At first, it seemed like a non-question, whether we should run this week's cover story. Sonja, with her usual game candor, wanted to. Knowing a good story when I read one, I wanted to. Her readers, who have persistently bugged us about her long absence from these pages, would at last have their explanation, although not one they expected. No question, go with it.


But things are rarely that straightforward, especially when you're dealing with a subject like date rape. We quickly realized that there were some pressing secondary issues. Well, one, mainly: exploitation. After all, we've been perfectly content to benefit from Sonja's sexy, flirtatious personality. We've run her intimate columns—although they are about life and self-empowerment as much as about sex and dating, it's the juicy ones people remember most. We've published racy pictures of her. Did we exploit her? Sure, in a consensual way—both parties got what they wanted, everyone was happy and no one got hurt.
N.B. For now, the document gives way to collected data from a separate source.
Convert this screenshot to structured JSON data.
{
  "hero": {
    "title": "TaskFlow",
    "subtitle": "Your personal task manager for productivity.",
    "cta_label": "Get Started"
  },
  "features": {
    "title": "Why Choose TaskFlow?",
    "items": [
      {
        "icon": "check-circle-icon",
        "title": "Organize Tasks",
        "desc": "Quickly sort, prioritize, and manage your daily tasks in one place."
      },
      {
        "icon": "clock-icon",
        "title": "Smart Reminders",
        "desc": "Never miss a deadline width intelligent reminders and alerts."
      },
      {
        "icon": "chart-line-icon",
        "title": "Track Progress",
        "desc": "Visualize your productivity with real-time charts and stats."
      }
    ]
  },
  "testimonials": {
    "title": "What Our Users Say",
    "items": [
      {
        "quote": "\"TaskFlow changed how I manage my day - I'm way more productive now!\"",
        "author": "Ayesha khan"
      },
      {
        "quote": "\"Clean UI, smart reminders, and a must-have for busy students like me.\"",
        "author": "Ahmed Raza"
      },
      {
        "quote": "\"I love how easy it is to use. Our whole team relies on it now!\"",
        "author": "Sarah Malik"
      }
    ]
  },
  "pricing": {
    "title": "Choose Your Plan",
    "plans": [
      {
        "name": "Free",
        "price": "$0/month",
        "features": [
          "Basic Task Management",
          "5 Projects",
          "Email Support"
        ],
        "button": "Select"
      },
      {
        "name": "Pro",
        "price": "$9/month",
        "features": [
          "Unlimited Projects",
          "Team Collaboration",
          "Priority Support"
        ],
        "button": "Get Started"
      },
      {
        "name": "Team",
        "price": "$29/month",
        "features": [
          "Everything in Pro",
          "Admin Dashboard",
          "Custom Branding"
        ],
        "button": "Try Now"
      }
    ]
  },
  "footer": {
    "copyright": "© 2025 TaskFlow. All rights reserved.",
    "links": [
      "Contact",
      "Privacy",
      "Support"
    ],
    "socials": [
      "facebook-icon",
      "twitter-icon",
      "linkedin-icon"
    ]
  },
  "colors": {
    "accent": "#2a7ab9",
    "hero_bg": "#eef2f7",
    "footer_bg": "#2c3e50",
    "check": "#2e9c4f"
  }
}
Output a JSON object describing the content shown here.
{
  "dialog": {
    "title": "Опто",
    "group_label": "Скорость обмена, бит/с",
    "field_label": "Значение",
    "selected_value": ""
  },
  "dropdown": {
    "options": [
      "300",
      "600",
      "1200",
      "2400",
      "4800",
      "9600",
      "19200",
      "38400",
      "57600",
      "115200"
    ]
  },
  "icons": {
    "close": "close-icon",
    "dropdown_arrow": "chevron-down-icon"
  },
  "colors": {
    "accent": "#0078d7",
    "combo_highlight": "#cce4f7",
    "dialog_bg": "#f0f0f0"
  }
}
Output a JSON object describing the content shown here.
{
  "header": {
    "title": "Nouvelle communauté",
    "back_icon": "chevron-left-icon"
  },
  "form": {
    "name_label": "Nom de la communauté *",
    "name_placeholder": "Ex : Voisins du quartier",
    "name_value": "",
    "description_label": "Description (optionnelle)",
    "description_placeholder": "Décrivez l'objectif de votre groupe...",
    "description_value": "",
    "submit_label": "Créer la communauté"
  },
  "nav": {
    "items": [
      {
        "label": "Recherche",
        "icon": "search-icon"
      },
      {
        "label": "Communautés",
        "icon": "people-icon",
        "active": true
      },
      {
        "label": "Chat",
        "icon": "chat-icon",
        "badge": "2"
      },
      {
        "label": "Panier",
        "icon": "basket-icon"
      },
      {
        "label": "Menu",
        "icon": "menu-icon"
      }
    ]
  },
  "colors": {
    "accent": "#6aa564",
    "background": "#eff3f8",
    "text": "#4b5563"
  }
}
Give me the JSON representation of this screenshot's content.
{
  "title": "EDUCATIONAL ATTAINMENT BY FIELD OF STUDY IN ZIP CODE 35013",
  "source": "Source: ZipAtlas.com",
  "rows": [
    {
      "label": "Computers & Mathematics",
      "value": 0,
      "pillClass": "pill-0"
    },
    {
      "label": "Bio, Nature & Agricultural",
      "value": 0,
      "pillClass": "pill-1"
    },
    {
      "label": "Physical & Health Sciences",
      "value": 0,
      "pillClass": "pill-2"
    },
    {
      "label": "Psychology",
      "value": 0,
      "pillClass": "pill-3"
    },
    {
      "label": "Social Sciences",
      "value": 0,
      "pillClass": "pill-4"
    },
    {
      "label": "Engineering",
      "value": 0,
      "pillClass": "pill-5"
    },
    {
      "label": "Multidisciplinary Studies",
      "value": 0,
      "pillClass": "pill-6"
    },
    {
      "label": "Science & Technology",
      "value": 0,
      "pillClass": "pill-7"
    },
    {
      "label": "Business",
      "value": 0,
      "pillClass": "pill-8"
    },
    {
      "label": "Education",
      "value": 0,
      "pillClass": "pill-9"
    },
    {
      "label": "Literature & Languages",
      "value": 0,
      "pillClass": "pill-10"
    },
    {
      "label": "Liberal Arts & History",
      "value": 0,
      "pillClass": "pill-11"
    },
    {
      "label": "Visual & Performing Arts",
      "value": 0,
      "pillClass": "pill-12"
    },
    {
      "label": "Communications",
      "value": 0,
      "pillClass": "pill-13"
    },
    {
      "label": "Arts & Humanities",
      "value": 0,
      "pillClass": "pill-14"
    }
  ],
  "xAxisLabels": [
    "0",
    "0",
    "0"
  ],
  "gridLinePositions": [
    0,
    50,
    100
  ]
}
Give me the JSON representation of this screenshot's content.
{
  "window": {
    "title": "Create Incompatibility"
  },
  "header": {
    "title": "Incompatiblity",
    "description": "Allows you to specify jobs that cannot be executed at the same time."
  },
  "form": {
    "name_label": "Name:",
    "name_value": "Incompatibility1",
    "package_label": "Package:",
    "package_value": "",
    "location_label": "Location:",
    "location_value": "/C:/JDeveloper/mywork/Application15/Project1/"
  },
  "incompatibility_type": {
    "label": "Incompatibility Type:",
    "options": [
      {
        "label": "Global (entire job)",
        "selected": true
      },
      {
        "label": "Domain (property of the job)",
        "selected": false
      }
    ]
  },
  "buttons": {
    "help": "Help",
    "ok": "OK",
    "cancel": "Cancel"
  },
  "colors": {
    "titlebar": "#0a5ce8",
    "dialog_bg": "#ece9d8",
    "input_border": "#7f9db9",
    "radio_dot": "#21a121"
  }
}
Now Sonja's been hurt, and we're conflicted. She believes, and we agree completely, that there's a public-service aspect to running this piece. Date rape is entirely too common and too commonly unreported; one woman relating her story, plainly and in public, may help other victims get out from under any perceived stigma that they asked for it. To that end, we determined to present her story as forcefully as possible.


But, we can't help wondering, are we exploiting her once again, her anguish this time? Isn't it part of our job as editors to occasionally protect Sonja from her worst impulses?


The first is probably an impossible question. That's certainly not our intent, nor is it Sonja's perception. She truly wants to relate her story for whatever public value it might have. Still, there are tens of thousands of possible answers—namely, yours. Each of you will decide for yourself if we did the right thing.


As for the second question—protecting Sonja from herself—I can't think of anyone who'd bristle at that suggestion more than Sonja. She's a tough cookie who's fought hard for her independence. I doubt she'd take it kindly if I draped my arm over her shoulder and said I know what's best for her. I think I'd emerge from that encounter singing alto.


In the end, what Sonja's about—why I think so many readers connect with her—is living her life with a volatile combination of vulnerability and fearlessness. That exposes her to a maximum of heartbreak, as regular readers know, but it also guarantees a huge variety of life experience—good, bad and, as in this case, very ugly. As a result, hers is a life lived pretty intensely, open to new experiences and having the most fun possible. As opposed to so many of us, who are clenched into our safe routines and comfy habits. And she's willing to share what she learns, in this case to make it clear that a woman can be sexy, fun and teasing, and still have the absolute right to say "No." That's why we ran the story.